Why can Sui freeze the 160 million dollars stolen by the Hacker?

How can a so-called Decentralization network have such a strong centralized "freeze" capability?

Written by: Haotian

Many people are puzzled. After the Sui official stated that @CetusProtocol was attacked by hackers, the validator network coordinated to "freeze" the hacker's address, recovering 160 million dollars. How was this achieved? Is decentralization really a "lie"? The following is an attempt to analyze this from a technical perspective:

Part of the cross-chain bridge transfer: After the hacker attack succeeded, part of the assets such as USDC were immediately transferred to other chains like Ethereum through the cross-chain bridge. This part of the funds is already unrecoverable because once it leaves the Sui ecosystem, the validators are powerless.

Part still on the Sui chain: A considerable amount of stolen funds is still held in hacker-controlled Sui addresses. This portion of funds has become the target of "freezing."

According to the official announcement, "a large number of validators have identified the addresses of the stolen funds and are ignoring the transactions on these addresses."

——How exactly can it be implemented?

1. Transaction filtering at the validator level - Simply put, the validators collectively "turn a blind eye":

• Validators directly ignore transactions from hacker addresses during the transaction pool (mempool) stage;
• These transactions are technically completely valid, but they just won't be packed onto the chain;
• The hacker's funds were thus "soft detained" in the address;

2. The key mechanism of the Move object model - the object model of the Move language makes this "freezing" feasible:

• Transfers must be on-chain: Although hackers control a large amount of assets in the Sui address, to transfer these USDC, SUI, and other objects, a transaction must be initiated and confirmed by validators.
• Validators hold the power of life and death: if a validator refuses to package, the subject will remain immobile forever;
• Result: The hacker nominally "owns" these assets, but in reality has no means to do anything.

It's like you have a bank card, but all ATMs refuse to serve you. The money is in the card, but you can't take it out. With the continuous monitoring and interference (ATM) of SUI validators, tokens such as SUI in the hacker's address will not be able to circulate, and these stolen funds are now "burned", objectively playing a "deflationary" role?

Of course, in addition to the temporary coordination of validators, Sui may have a built-in deny list function at the system level. If so, the process might be as follows: the relevant authority (such as the Sui Foundation or through governance) adds the hacker's address to the system deny_list, and validators execute according to this system rule, refusing to process transactions from blacklisted addresses.

Whether it is temporary coordination or execution according to system rules, it is necessary for the majority of validators to act in unison. Clearly, the power distribution of the Sui validator network is still too centralized, allowing a small number of nodes to control key decisions across the entire network.
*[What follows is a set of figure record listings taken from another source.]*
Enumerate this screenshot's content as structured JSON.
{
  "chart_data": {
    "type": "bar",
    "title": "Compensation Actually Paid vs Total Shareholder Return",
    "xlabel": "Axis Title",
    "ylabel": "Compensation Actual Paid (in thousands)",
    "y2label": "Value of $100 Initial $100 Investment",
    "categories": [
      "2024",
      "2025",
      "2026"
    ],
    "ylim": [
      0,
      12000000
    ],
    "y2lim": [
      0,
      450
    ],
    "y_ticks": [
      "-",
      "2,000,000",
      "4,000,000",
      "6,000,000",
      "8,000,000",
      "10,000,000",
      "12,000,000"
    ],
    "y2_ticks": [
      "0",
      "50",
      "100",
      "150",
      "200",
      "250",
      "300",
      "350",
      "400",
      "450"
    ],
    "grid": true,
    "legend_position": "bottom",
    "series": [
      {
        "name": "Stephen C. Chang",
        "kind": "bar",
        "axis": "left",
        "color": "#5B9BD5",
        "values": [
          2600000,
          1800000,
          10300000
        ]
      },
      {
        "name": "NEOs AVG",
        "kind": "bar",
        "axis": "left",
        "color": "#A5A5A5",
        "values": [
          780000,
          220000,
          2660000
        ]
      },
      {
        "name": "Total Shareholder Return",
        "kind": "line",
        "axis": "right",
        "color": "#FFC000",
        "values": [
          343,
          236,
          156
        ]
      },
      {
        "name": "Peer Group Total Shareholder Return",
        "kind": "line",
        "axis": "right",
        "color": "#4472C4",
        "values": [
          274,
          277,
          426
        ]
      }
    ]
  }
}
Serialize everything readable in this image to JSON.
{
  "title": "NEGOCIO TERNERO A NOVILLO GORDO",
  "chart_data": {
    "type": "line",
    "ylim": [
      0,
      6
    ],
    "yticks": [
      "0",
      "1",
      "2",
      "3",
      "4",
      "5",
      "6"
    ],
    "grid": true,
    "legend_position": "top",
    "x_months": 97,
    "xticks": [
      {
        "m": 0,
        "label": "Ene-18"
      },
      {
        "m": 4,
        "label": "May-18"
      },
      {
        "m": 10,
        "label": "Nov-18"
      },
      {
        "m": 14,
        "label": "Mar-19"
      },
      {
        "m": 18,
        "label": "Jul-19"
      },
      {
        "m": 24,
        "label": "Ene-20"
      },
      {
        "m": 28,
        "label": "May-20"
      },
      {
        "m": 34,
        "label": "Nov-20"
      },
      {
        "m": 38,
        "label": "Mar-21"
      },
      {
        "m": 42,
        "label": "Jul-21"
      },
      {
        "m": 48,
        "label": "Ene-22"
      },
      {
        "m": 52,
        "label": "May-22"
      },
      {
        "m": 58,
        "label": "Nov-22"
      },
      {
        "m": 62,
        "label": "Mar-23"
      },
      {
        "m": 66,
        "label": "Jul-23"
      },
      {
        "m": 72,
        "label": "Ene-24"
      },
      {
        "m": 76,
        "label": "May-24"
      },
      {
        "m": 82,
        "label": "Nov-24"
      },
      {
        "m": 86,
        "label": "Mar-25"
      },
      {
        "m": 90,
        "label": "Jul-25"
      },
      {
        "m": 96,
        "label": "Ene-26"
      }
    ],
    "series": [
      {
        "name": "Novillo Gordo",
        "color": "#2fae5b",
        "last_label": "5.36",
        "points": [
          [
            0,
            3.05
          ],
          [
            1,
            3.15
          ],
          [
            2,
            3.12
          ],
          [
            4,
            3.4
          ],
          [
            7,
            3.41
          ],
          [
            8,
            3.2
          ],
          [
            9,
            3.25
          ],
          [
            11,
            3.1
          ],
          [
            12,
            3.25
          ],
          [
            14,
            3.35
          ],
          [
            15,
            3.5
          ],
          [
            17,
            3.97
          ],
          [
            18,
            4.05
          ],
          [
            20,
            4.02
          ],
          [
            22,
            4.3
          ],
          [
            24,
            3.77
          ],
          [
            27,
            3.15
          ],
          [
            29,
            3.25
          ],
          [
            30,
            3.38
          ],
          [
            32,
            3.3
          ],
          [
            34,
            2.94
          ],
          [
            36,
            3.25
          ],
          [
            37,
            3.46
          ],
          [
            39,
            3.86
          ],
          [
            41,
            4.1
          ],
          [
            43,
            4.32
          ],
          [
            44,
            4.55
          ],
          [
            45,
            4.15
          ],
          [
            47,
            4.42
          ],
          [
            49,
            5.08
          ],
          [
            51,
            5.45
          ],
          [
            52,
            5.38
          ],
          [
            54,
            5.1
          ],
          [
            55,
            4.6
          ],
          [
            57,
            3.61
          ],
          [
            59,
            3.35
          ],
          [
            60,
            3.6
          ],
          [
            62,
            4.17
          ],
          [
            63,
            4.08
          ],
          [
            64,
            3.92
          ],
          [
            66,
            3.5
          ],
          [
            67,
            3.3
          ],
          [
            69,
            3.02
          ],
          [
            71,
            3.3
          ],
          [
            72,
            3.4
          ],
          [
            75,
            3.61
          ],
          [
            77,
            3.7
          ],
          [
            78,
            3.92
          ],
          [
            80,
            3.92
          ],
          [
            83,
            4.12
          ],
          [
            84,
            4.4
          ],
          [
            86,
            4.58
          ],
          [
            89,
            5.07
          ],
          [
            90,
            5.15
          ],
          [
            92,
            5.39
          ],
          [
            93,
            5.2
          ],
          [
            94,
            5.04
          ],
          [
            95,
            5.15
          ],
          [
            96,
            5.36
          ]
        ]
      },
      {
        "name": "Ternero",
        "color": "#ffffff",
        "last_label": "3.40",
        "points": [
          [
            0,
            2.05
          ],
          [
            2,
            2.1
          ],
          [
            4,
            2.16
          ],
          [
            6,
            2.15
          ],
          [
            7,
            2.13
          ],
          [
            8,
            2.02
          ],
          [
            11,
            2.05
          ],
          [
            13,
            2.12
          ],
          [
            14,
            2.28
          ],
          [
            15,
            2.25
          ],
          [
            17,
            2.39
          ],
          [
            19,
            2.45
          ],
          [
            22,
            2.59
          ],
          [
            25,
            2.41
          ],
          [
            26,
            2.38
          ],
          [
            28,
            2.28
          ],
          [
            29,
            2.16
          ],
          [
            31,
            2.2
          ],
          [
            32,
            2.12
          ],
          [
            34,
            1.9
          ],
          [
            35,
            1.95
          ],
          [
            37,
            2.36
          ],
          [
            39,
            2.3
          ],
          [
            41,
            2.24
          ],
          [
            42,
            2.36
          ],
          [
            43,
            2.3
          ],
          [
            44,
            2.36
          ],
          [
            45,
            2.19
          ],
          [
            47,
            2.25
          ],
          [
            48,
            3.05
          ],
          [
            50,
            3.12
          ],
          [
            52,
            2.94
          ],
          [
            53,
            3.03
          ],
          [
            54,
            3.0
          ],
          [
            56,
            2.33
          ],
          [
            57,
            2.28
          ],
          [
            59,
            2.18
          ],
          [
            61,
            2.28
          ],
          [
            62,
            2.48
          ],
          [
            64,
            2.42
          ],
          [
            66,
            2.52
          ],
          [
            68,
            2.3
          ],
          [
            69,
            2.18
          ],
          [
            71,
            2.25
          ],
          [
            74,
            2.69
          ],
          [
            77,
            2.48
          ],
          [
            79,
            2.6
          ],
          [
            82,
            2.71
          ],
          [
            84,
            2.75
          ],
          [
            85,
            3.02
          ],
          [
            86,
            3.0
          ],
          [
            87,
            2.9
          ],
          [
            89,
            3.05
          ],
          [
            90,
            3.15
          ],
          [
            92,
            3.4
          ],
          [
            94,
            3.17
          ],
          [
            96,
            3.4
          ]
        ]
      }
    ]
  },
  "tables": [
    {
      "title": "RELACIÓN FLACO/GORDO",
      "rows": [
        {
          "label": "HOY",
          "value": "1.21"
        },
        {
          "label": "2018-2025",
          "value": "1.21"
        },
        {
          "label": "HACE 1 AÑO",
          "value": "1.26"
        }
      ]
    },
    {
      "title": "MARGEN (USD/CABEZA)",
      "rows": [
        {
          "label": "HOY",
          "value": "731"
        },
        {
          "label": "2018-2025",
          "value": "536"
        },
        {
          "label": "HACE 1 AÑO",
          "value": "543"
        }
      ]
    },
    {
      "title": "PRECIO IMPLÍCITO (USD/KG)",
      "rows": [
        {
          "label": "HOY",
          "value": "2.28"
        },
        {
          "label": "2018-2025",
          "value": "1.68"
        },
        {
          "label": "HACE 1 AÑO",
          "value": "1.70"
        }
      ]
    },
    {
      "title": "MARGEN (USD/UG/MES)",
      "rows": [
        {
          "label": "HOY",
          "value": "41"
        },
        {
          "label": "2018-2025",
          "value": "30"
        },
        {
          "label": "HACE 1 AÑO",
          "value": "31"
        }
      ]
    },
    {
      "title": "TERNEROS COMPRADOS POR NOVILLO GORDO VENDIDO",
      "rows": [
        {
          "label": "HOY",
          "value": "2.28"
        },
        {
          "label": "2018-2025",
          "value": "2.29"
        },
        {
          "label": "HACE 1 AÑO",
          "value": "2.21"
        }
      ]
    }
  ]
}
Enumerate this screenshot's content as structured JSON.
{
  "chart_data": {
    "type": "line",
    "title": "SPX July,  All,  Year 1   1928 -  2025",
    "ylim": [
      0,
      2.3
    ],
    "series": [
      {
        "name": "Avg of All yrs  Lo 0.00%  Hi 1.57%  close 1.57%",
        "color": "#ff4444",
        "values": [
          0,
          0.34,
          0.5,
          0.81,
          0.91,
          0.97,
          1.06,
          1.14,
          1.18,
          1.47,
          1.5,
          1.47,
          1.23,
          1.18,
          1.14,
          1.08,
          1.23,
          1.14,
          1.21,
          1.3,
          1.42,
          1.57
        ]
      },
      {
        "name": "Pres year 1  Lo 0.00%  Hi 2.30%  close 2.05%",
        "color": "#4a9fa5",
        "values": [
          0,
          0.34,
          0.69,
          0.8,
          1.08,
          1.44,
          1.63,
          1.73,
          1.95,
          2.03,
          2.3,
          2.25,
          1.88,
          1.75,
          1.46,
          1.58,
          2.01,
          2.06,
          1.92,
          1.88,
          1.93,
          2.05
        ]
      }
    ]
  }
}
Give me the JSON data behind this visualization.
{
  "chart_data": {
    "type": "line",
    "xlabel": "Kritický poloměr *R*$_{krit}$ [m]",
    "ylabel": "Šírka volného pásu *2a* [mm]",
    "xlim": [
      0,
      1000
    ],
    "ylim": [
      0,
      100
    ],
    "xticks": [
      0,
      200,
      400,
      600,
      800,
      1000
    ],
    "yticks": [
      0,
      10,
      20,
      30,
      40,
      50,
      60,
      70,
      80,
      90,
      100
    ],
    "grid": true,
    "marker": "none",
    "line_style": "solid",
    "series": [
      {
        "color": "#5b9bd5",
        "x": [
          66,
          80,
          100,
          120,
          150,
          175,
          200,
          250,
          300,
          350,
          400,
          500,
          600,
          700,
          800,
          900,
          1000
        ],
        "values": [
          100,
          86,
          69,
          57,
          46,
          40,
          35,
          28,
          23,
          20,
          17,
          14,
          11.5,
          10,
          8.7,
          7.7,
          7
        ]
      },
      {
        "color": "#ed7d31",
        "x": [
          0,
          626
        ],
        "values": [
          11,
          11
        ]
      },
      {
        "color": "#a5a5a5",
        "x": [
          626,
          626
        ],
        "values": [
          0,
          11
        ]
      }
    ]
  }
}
The issue of centralized validators in Sui is not an isolated case for PoS chains—most PoS networks, from Ethereum to BSC, face similar risks of validator centralization; it's just that Sui has made this problem more apparent this time.

——How can a network that claims Decentralization have such a strong centralized "freeze" ability?

What’s worse is that the Sui officials stated they would return the frozen funds to the pool, but if the validators really "refuse to package the transaction," these funds should theoretically remain frozen forever. How does Sui manage to refund this? This further challenges the decentralization characteristic of the Sui chain!

Is it possible that, apart from a few centralized validators rejecting transactions, the authorities even have superuser privileges at the system level to directly modify asset ownership? (Sui needs to provide further details on "freezing")

Before disclosing specific details, it is necessary to discuss the trade-offs surrounding Decentralization:

Is it necessarily a bad thing to sacrifice a bit of Decentralization for emergency response intervention? If faced with a hacker attack, is it really what users want for the entire chain to be powerless?

What I want to say is that no one wants their money to fall into the hands of hackers, but this move raises a more pressing concern in the market: the criteria for freezing funds become completely "subjective": what counts as "stolen funds"? Who defines it? Where is the boundary? Today it's freezing hackers, who will it be tomorrow? Once this precedent is set, the core value of censorship resistance in public chains will be completely undermined, inevitably leading to a loss of user trust.

Decentralization is not black and white; Sui has chosen a specific balance between user protection and Decentralization. The key issue lies in the lack of transparent governance mechanisms and clear boundary standards.

At this stage, most blockchain projects are making this kind of trade-off, but users have the right to know the truth, rather than being misled by the label of "completely Decentralization."